We are excited to announce that guest speaker Claire Pentecost will join the discussion at Intelligentsia on Tuesday at 7:30 p.m.
Earlier this month, Bill Clinton brokered a deal to limit the availability of soft drinks in the nation’s public schools. This was simply the latest in a long line of actions attempting to combat the “obesity epidemic” that is plaguing the youth of America. The role of food, however, goes far beyond the simple sustenance that it provides. We derive comfort, status and a sense of identity from the food that we buy and the restaurants in which we dine. While the health implications of the food choices made by today’s youth is today’s topic du jour, the broader role of food, and the changing nature of the industry that supplies it, is largely lost in the current debate.
Food is fundamental in our lives, but it is central to our communities as well. The industry of producing and distributing food employs hundreds of thousands of people. Despite this, many low-income urban and rural areas lack access to high-quality, healthy foods. While these items are available in more affluent neighborhoods, the specialty stores that stock them often use the “organic” or “pesticide-free” to misrepresent the true nature of their origins.
The food industry is changing at a dizzying pace, and new technology now on the horizon only promises to speed this process. These changes are taking place with very little citizen input or government oversight.

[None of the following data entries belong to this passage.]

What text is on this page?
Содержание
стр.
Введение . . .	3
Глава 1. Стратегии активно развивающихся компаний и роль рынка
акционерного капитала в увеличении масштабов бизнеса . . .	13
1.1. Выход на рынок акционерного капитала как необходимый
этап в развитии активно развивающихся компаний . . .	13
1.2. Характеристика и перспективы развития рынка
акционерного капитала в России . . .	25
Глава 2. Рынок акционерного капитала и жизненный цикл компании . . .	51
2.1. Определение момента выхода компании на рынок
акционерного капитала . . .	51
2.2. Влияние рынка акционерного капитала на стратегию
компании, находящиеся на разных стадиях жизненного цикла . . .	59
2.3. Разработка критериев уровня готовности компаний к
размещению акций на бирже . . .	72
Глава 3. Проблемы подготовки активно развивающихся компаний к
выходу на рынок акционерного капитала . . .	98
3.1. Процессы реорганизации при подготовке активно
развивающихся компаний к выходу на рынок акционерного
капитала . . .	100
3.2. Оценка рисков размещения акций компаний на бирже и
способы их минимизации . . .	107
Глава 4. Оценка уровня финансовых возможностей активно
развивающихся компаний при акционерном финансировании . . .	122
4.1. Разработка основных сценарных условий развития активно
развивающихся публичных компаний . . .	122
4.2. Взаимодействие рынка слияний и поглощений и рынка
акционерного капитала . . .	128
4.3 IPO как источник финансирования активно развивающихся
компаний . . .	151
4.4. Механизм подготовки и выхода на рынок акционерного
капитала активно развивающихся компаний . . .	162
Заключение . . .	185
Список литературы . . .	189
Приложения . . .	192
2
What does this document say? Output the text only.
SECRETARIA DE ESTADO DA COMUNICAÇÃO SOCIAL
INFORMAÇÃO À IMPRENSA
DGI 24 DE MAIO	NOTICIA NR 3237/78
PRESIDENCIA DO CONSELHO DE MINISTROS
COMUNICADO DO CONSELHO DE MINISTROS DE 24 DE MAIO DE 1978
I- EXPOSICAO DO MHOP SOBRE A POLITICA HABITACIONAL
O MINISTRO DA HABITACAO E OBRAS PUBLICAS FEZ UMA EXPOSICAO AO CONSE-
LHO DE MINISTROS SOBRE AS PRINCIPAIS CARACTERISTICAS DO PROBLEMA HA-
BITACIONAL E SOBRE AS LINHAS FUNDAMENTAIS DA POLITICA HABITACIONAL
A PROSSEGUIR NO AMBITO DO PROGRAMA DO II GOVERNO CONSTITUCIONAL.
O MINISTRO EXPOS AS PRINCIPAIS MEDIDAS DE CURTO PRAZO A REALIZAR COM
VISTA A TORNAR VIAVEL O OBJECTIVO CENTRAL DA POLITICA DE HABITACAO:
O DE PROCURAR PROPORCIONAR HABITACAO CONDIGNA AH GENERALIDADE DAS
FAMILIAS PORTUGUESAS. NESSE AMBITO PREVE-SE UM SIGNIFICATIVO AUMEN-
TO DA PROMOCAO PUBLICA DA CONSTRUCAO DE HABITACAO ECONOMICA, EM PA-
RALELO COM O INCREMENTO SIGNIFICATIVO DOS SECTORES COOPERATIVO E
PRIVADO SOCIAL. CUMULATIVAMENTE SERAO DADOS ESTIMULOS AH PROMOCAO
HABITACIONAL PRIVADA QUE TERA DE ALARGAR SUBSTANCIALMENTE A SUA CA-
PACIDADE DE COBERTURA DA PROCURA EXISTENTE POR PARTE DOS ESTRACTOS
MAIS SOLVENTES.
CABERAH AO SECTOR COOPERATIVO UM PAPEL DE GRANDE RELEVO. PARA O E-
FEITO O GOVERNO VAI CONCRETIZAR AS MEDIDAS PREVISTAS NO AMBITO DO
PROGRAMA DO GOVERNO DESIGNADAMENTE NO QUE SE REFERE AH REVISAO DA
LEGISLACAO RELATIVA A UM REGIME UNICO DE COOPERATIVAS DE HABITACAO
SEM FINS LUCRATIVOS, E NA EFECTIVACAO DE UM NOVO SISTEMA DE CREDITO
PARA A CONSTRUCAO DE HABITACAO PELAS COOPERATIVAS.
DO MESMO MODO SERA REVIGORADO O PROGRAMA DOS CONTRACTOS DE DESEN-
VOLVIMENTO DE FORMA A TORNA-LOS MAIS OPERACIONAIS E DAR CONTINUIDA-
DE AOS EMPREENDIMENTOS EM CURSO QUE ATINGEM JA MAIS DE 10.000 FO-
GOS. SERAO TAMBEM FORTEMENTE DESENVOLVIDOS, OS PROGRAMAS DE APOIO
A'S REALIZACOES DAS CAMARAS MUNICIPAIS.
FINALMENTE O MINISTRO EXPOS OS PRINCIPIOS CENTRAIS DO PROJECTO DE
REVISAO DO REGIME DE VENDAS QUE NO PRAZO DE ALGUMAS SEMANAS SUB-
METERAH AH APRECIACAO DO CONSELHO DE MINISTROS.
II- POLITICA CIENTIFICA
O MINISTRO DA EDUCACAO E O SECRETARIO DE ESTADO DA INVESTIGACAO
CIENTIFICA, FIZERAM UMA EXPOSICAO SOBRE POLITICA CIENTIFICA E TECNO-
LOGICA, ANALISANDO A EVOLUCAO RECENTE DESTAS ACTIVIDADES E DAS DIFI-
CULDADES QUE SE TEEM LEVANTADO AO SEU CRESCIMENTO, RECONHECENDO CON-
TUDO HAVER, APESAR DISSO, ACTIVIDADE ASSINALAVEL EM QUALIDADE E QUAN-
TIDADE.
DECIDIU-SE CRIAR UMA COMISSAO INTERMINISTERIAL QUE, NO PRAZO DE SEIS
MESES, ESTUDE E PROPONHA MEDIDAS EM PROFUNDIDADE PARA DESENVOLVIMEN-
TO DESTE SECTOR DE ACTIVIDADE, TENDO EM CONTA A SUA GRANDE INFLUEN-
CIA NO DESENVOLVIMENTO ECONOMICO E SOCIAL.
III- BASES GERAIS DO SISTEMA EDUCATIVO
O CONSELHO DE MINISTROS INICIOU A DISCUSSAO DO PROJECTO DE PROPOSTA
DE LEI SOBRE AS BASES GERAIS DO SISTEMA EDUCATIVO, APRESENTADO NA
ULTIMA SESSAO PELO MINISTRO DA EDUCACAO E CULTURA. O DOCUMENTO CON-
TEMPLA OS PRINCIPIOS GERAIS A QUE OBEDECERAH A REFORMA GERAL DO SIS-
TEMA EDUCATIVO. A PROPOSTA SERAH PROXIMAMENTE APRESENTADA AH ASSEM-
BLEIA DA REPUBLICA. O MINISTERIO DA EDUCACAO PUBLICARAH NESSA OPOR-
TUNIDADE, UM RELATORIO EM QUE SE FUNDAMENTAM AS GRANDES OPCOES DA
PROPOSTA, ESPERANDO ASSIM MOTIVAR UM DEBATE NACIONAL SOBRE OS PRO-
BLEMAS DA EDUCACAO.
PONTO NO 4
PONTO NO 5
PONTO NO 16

What do we, and should we know about the origins of the food we depend upon for sustenance? Are there steps we can take to broaden access to food that is high quality and healthy? Come to a Café Society near you to discuss this tasty issue.
This Week’s Articles:
- Is Whole Foods Wholesome?
- Neoliberal Appetites
- What did you eat and when did you know it?
- Healthy Food. Healthy Communities (Pages 6-9)
Claire Pentecost is an artist and writer, using a variety of media to question the imaginative and institutional structures that organize divisions of knowledge. She has exhibited and lectured in the U.S., South America and Europe. Over the last ten years many of her projects have concentrated on industrial and genetically engineered agriculture and corporate control of production and distribution of our food. In Chicago she is mapping the growing alternative food system. Pentecost is Associate Professor and Chair of the Photography Department at the School of the Art Institute of Chicago.